Stanno emergendo segnali che il suo governo perseguirà tali politiche di spesa pubblica, cercando al contempo la "massima flessibilità" nell'ambito delle regole fiscali. Interpretiamo quest'ultimo punto come un segnale che i deficit, il debito e l'emissione di titoli di Stato aumenteranno ulteriormente: un cocktail sgradito per la sterlina e i titoli di Stato. I mercati valutari sembrano concordare con la nostra diagnosi e la sterlina ha subito un forte calo rispetto all'euro nelle ultime due settimane. Non ci aspettiamo molte novità dalla riunione della Bank of England di questa settimana, dato che i dati su salari e inflazione della scorsa settimana sono risultati in linea con le previsioni.
EUR
Come previsto, la Banca Centrale Europea ha lasciato i tassi invariati la scorsa settimana e si è rifiutata di impegnarsi esplicitamente in un percorso di rialzo, sottolineando che le sue decisioni rimangono dipendenti dai dati. Il tono della presidente Lagarde è stato tuttavia da falco e ha lasciato fermamente aperta la porta a un altro aumento dei tassi a settembre, affermando che la banca avrà molte più informazioni a disposizione entro la prossima riunione.

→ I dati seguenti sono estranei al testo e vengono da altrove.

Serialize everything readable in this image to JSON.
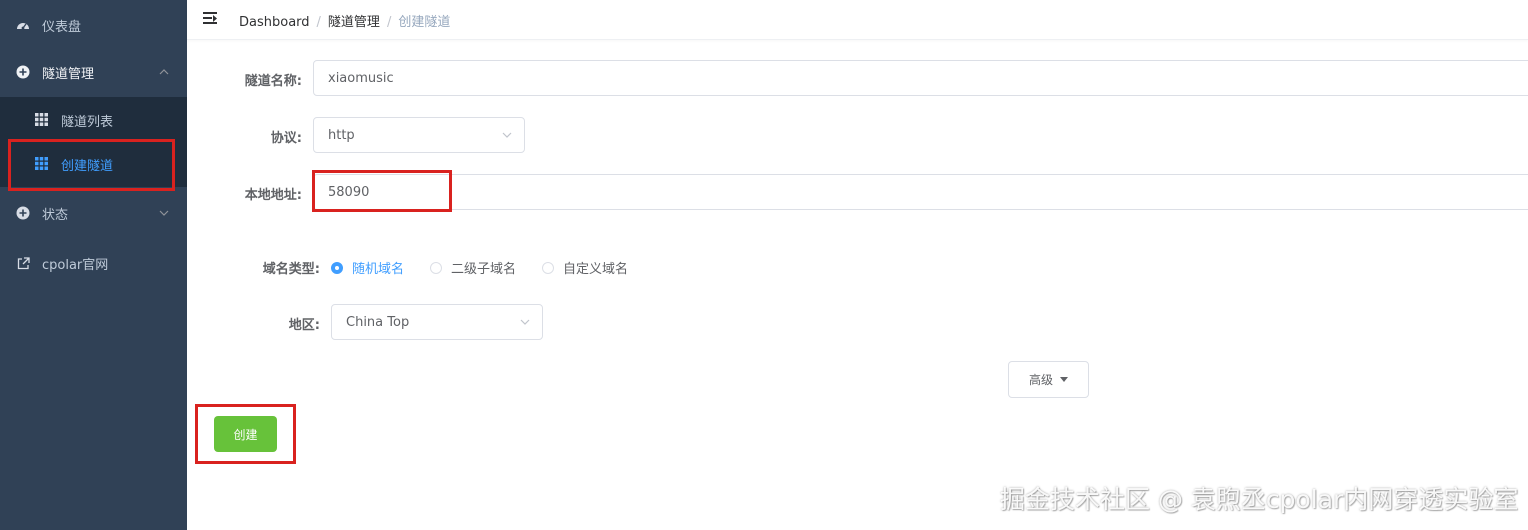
{
  "sidebar": {
    "items": [
      {
        "label": "仪表盘",
        "icon": "dashboard-icon"
      },
      {
        "label": "隧道管理",
        "icon": "plus-circle-icon",
        "expanded": true
      },
      {
        "label": "状态",
        "icon": "plus-circle-icon"
      },
      {
        "label": "cpolar官网",
        "icon": "external-link-icon"
      }
    ],
    "sub_items": [
      {
        "label": "隧道列表",
        "icon": "grid-icon"
      },
      {
        "label": "创建隧道",
        "icon": "grid-icon",
        "active": true
      }
    ]
  },
  "breadcrumb": {
    "items": [
      "Dashboard",
      "隧道管理",
      "创建隧道"
    ]
  },
  "form": {
    "name_label": "隧道名称:",
    "name_value": "xiaomusic",
    "protocol_label": "协议:",
    "protocol_value": "http",
    "local_addr_label": "本地地址:",
    "local_addr_value": "58090",
    "domain_type_label": "域名类型:",
    "domain_options": [
      "随机域名",
      "二级子域名",
      "自定义域名"
    ],
    "domain_selected": "随机域名",
    "region_label": "地区:",
    "region_value": "China Top",
    "advanced_label": "高级",
    "create_label": "创建"
  },
  "watermark": "掘金技术社区 @ 袁煦丞cpolar内网穿透实验室",
  "colors": {
    "sidebar_bg": "#304156",
    "submenu_bg": "#1f2d3d",
    "active": "#409eff",
    "create_button": "#67c23a",
    "highlight_box": "#d9221f"
  }
}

La combinazione di un rimbalzo dei prezzi dell'energia, il tono migliore dei dati economici e le comunicazioni da falco della Lagarde hanno portato gli operatori a scontare una probabilità dell'80% di un altro rialzo nella riunione di settembre. Il sorprendente rimbalzo dei PMI di luglio fornisce ulteriore sostegno a questa visione. I dati sull'inflazione di questa settimana potrebbero contribuire in modo determinante a consolidare la decisione di un rialzo, poiché gli economisti prevedono che l'indice generale rimarrà molto vicino al 3%, ovvero significativamente al di sopra dell'obiettivo della BCE.
USD
I dati sugli indicatori economici pubblicati la scorsa settimana hanno confermato il tono generalmente positivo dell'economia statunitense. Si prevede che i dati sul PIL del secondo trimestre, in uscita questa settimana, mostreranno che l'economia statunitense sta crescendo a un ritmo vicino al 6% in termini nominali, senza alcun segno di rallentamento e con un'inflazione ancora significativamente lontana dall'obiettivo della Fed per il sesto anno consecutivo. Questo contesto economico, insieme alla nuova impennata dei prezzi dell'energia, fornirà munizioni ai falchi del FOMC questa settimana.

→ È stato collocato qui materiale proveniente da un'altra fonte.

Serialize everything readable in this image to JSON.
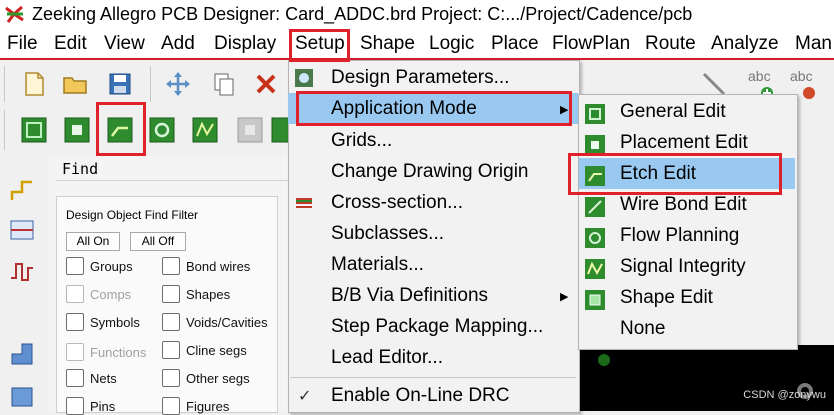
{
  "window": {
    "title": "Zeeking Allegro PCB Designer: Card_ADDC.brd  Project: C:.../Project/Cadence/pcb"
  },
  "menubar": {
    "items": [
      {
        "label": "File"
      },
      {
        "label": "Edit"
      },
      {
        "label": "View"
      },
      {
        "label": "Add"
      },
      {
        "label": "Display"
      },
      {
        "label": "Setup"
      },
      {
        "label": "Shape"
      },
      {
        "label": "Logic"
      },
      {
        "label": "Place"
      },
      {
        "label": "FlowPlan"
      },
      {
        "label": "Route"
      },
      {
        "label": "Analyze"
      },
      {
        "label": "Man"
      }
    ]
  },
  "setup_menu": {
    "items": [
      {
        "label": "Design Parameters..."
      },
      {
        "label": "Application Mode"
      },
      {
        "label": "Grids..."
      },
      {
        "label": "Change Drawing Origin"
      },
      {
        "label": "Cross-section..."
      },
      {
        "label": "Subclasses..."
      },
      {
        "label": "Materials..."
      },
      {
        "label": "B/B Via Definitions"
      },
      {
        "label": "Step Package Mapping..."
      },
      {
        "label": "Lead Editor..."
      },
      {
        "label": "Enable On-Line DRC"
      }
    ],
    "check_mark": "✓"
  },
  "application_mode_submenu": {
    "items": [
      {
        "label": "General Edit"
      },
      {
        "label": "Placement Edit"
      },
      {
        "label": "Etch Edit"
      },
      {
        "label": "Wire Bond Edit"
      },
      {
        "label": "Flow Planning"
      },
      {
        "label": "Signal Integrity"
      },
      {
        "label": "Shape Edit"
      },
      {
        "label": "None"
      }
    ]
  },
  "find_panel": {
    "title": "Find",
    "filter_title": "Design Object Find Filter",
    "all_on": "All On",
    "all_off": "All Off",
    "left_column": [
      {
        "label": "Groups",
        "enabled": true
      },
      {
        "label": "Comps",
        "enabled": false
      },
      {
        "label": "Symbols",
        "enabled": true
      },
      {
        "label": "Functions",
        "enabled": false
      },
      {
        "label": "Nets",
        "enabled": true
      },
      {
        "label": "Pins",
        "enabled": true
      }
    ],
    "right_column": [
      {
        "label": "Bond wires",
        "enabled": true
      },
      {
        "label": "Shapes",
        "enabled": true
      },
      {
        "label": "Voids/Cavities",
        "enabled": true
      },
      {
        "label": "Cline segs",
        "enabled": true
      },
      {
        "label": "Other segs",
        "enabled": true
      },
      {
        "label": "Figures",
        "enabled": true
      }
    ]
  },
  "toolbar_right": {
    "abc_label": "abc"
  },
  "watermark": "CSDN @zonywu",
  "colors": {
    "highlight": "#99c9f0",
    "red_box": "#e0202a",
    "menu_bg": "#f2f2f2",
    "icon_green": "#2e8b2e"
  }
}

Sebbene non prevediamo un aumento dei tassi nella riunione di questa settimana, riteniamo che le comunicazioni della banca saranno inequivocabilmente da falco. La dichiarazione sarà ancora una volta breve e senza dubbio eviterà il tipo di forward guidance verso cui il presidente Warsh ha mostrato una chiara avversione. Tuttavia, le comunicazioni di accompagnamento probabilmente indicheranno ai mercati che sono in arrivo dei rialzi se la guerra in Iran dovesse trascinarsi e i prezzi del petrolio dovessero rimanere intorno o al di sopra dei livelli attuali per un periodo di tempo significativo.